PF abre inquérito pra investigar suspeita de gestão fraudulenta no BRB
O presidente do Banco de Brasília (BRB), Nelson Antônio de Souza, decidiu vender as carteiras de crédito adquiridas do Banco Master para compradores na Faria Lima. Ele viaja nesta quarta-feira (4) para São Paulo, onde pretende negociar as transações presencialmente.

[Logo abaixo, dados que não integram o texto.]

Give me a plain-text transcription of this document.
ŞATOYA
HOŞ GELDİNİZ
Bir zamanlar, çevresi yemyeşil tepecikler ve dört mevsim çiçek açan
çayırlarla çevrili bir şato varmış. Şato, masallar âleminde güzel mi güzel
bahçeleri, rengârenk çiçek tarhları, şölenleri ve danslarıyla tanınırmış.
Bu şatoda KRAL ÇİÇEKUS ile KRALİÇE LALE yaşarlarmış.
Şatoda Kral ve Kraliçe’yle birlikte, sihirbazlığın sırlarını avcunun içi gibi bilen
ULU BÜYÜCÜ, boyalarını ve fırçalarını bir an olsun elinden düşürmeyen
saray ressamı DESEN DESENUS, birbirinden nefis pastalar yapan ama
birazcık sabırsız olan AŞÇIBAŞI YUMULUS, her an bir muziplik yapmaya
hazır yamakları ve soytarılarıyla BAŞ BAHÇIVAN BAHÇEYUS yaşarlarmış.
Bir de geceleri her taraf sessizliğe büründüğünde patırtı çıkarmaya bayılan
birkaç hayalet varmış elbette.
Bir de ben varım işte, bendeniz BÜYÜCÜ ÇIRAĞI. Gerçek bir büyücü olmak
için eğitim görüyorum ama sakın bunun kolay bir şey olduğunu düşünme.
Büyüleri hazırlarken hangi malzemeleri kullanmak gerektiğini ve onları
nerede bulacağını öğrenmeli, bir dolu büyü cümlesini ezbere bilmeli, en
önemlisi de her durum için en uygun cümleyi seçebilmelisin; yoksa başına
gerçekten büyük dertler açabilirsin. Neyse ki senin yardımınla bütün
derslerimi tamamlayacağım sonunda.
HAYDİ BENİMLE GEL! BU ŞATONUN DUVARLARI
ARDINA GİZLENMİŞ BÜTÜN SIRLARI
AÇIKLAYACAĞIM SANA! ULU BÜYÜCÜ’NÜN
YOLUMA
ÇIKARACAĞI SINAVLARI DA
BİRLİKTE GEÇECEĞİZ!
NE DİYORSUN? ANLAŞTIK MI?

Segundo o blog apurou, a diretoria do banco está em contato com players do mercado para tentar vender ativos de interesse, mas que o BRB não tem interesse em ficar. Por exemplo, um terreno próximo à região da Cidade Jardim, em São Paulo, localização nobre e de alto valor de mercado.
A lista também inclui imóveis, restaurantes e outros bens que podem contribuir com a recomposição do caixa do banco após a aquisição de créditos de baixa qualidade.
Na prática, o BRB está vendendo ativos com objetivo de reduzir riscos depois da crise envolvendo o Banco Master. A venda deve atrair principalmente fundos especializados em ativos problemáticos, que compram com grande desconto para tentar recuperar parte do valor depois.
🔎Também podem entrar na disputa bancos e gestoras de crédito, interessados apenas nos trechos mais “limpos” da carteira. Já os imóveis tendem a atrair investidores do setor imobiliário, com negociações separadas para ativos de maior valor, como os terrenos.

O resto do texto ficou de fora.